If you believe an item has been concealed in their bedroom you should seek the child’s permission to search their room, ensuring the child understands what you are concerned about and what you are looking for.  Any search of a child’s room must be carried out sensitively with due consideration for the child to feel safe and have their dignity and privacy respected. Reasonable precautions must be taken to protect against possible sharp or dangerous objects that may be concealed, and the child should be present during the search. If the child is not consenting, or you feel a search may unduly escalate a situation you should not carry out the search and should seek further advice from the child’s social worker or team manager, or the fostering service.

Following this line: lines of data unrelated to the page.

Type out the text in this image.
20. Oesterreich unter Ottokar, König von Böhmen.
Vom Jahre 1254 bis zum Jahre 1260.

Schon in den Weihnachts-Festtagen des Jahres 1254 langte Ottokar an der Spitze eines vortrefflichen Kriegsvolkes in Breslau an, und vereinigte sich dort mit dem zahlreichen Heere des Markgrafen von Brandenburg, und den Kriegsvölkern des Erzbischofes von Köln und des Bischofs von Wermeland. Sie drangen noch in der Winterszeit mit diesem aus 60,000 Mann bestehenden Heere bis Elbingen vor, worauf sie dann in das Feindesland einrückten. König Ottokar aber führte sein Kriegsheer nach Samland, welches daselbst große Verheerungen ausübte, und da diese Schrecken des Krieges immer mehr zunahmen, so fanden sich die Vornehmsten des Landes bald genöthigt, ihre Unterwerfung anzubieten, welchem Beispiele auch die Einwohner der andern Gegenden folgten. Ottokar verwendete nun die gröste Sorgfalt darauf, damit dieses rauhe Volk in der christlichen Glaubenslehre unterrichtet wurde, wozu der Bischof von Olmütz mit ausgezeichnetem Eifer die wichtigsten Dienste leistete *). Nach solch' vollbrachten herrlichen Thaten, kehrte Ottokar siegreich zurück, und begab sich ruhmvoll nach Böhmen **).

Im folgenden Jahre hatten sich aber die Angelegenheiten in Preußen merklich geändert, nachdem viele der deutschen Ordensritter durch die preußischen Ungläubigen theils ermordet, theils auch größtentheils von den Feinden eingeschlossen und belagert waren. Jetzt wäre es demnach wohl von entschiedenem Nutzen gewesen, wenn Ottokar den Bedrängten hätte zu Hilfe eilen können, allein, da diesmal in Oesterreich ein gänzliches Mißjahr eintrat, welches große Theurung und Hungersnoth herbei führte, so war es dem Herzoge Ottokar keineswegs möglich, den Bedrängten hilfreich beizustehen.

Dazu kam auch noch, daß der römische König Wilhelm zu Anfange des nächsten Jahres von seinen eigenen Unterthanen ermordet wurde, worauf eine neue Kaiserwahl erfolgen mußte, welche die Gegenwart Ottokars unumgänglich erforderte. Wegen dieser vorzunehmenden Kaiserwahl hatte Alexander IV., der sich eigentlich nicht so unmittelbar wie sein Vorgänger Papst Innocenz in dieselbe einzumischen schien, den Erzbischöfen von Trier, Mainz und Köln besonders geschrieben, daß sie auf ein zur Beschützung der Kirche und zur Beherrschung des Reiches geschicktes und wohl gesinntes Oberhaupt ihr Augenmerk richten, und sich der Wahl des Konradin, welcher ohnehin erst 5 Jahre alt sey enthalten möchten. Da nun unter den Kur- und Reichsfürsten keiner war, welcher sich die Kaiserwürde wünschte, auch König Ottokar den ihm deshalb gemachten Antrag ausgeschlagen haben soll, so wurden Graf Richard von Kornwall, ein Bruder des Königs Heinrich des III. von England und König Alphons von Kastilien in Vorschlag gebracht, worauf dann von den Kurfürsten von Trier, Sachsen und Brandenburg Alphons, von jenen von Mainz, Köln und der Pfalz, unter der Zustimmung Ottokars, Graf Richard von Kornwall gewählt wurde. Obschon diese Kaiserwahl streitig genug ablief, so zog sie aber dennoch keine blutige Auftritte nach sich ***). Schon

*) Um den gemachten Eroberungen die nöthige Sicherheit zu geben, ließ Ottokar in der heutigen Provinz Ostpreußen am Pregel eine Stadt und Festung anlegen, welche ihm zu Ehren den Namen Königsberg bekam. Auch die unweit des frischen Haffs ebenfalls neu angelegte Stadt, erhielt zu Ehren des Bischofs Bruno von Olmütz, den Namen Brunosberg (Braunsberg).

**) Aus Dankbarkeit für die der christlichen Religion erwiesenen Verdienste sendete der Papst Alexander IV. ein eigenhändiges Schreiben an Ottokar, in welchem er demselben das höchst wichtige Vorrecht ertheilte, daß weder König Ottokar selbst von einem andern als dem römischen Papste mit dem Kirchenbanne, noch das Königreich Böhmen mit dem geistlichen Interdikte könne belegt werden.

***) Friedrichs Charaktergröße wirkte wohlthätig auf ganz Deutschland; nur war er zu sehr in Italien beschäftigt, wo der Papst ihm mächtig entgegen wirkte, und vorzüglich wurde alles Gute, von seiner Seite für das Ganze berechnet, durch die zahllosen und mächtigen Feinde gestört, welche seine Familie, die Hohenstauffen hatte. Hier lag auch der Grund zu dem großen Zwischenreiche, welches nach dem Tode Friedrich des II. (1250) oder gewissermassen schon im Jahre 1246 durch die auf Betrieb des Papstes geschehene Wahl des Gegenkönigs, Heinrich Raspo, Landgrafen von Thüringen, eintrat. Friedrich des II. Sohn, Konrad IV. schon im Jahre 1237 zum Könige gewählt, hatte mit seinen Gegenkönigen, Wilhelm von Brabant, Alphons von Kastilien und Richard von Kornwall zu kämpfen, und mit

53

If you suspect that the child is concealing an item about their person, or they don’t consent to a bedroom search and you believe the item may place themselves or another person at risk, such as weapons, illegal drugs, you must seek urgent advice including if necessary the police.

If any harmful items are found, you should store them securely and agree a plan with the child’s social worker. This may be:

  • Holding items in safekeeping until they can be returned to the child when appropriate.  Examples may include aerosols or personal items that may be used to self-harm;
  • Pass items to the child’s social worker for safekeeping;
  • Disposal of items, e.g. alcohol or over the counter or prescribed drugs. Alcohol should be poured away, and drugs returned to a pharmacy;
  • Passing the items to the police, e.g. weapons, illegal drugs, or substances believed to be illegal.

You should make a record of any search, or any items handed over by a child with details as listed below:

  1. The time and date of the incident or search;
  2. The reason or suspicions which led to the need to conduct the search;
  3. Who conducted the search and whether the child or others were present;
  4. How the child indicated consent;
  5. What was found, and whether items found were retained/confiscated;
  6. If items were retained/confiscated, where they were stored.

In the event of any serious incident (e.g. accident, violence or assault, damage to property), you should take what actions you deem to be necessary to protect children/yourself from immediate harm or injury; and then notify the fostering service or child’s social worker immediately, including using out of hours or Emergency Duty Services. The emergency services should be called as necessary.

If there is a risk of serious injury/harm or damage to property, you should not use any form of physical intervention except as a last resort to prevent yourself or others from being injured or to prevent serious damage to property. If any form of physical intervention is used, it must be the least intrusive necessary to protect the child, yourself or others. See also: Restrictive Physical Intervention and Restraint Procedure.

At no time should you act unless you are confident of managing the situation safely, without escalation or further injury.

The Fostering Service will endeavour to deal with as many as possible of the challenges that are involved in caring for children without recourse to the involvement of the police, who should only be involved in two circumstances:

  • An emergency necessitating their immediate involvement to protect the child or others;
  • Following discussion with the Supervising Social Worker, fostering manager, or the fostering Agency Out of Hours.

If any serious incident occurs or the police are called, the Supervising Social Worker, fostering manager or the Fostering Service Out of Hours (if out of office hours) must be notified without delay and will then notify the relevant social worker(s) and arrange for a full report to be made of the incident and actions taken. The Regulatory Authority must also be notified.